The management regimen for depressed skull fractures in infants can be conservative or surgical. The aim of this study was to provide a rational principle of management for simple depressed skull fractures in infants.
A protocol of nonsurgical treatment for a simple depressed skull fracture was designed for all affected infants during the period from 1985 to 2001. Conservative management was used for those with a depressed fracture measuring less than 5 mm in depth, whereas vacuum extraction was applied for larger and deeper depressions. All of the patients were evaluated for initial results and later outcomes.

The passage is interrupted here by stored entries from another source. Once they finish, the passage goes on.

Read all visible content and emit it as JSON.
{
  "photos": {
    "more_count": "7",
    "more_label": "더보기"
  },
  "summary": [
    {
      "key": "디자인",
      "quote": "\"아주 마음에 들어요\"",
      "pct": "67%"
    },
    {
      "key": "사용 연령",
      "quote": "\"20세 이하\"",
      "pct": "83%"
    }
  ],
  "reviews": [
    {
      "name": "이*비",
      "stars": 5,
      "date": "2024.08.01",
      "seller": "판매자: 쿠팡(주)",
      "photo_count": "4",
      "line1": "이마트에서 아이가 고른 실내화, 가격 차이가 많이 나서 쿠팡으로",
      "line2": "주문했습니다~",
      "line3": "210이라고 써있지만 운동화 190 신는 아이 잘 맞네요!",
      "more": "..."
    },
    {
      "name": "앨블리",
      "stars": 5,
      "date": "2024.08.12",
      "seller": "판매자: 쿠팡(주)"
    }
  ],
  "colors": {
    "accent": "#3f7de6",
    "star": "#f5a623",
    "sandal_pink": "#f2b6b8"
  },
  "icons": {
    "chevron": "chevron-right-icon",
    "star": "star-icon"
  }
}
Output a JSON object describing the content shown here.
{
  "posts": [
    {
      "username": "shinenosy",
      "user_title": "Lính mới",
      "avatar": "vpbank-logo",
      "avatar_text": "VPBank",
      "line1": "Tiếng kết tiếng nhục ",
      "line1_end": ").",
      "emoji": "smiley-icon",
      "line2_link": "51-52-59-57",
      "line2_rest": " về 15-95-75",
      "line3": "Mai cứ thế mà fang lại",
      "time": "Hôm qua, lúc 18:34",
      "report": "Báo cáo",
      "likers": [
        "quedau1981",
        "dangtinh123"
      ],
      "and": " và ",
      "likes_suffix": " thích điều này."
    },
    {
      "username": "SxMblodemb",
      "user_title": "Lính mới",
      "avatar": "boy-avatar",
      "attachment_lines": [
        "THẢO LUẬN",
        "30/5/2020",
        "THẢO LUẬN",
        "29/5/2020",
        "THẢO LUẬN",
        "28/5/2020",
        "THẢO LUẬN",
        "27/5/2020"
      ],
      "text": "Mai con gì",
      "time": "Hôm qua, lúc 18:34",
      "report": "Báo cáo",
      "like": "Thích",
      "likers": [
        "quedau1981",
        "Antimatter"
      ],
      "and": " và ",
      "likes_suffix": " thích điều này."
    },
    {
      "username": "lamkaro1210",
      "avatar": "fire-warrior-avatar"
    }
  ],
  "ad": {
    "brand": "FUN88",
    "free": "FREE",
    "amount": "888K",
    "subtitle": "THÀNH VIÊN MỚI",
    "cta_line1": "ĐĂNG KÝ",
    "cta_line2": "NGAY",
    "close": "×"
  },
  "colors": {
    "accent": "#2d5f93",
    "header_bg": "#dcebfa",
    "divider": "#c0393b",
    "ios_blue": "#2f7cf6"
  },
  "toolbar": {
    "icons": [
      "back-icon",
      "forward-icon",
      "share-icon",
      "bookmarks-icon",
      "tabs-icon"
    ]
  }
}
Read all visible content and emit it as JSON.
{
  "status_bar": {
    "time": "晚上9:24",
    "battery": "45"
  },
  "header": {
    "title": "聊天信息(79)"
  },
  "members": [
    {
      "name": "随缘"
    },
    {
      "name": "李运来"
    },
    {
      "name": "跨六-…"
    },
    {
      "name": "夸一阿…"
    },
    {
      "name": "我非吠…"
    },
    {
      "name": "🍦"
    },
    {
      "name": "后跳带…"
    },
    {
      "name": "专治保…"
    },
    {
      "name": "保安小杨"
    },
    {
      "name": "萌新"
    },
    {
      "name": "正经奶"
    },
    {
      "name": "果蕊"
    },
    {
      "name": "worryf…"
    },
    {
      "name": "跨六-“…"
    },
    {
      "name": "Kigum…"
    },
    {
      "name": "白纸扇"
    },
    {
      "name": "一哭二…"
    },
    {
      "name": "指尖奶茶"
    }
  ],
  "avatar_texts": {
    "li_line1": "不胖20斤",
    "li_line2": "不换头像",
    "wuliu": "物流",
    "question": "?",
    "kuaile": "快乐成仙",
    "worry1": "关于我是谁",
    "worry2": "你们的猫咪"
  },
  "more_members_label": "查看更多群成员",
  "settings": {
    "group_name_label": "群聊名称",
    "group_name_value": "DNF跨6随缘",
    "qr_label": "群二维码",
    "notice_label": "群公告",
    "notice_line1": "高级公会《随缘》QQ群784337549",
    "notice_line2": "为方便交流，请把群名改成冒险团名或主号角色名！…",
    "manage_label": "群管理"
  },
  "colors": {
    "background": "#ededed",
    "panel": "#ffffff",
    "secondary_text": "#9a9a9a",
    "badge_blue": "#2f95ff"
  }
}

Twenty-five infants suffering simple depressed skull fractures were consecutively enrolled. According to our protocol, 11 patients received conservative management by close observation only. Spontaneous restoration of the depression was observed in eight patients within a period of 1 to 6 months. For the remaining 14 patients, vacuum extraction was performed. A negative pressure of 0.3 to 0.8 kg/cm2 (mean 0.49 kg/cm2) was applied for a duration of 20 to 90 seconds (mean 43.6 seconds). All but one patient experienced complete recovery following extraction. The depressions of the four patients that were residual after initial management smoothed out with time. No neurological deficit or later epilepsy was noted in any patient.
Nonsurgical management can be the treatment of choice for infants with simple depressed skull fractures, whereas vacuum extraction is one option for larger and deeper depressions to obtain prompt resolution and relieve major family anxiety, without taking additional risks.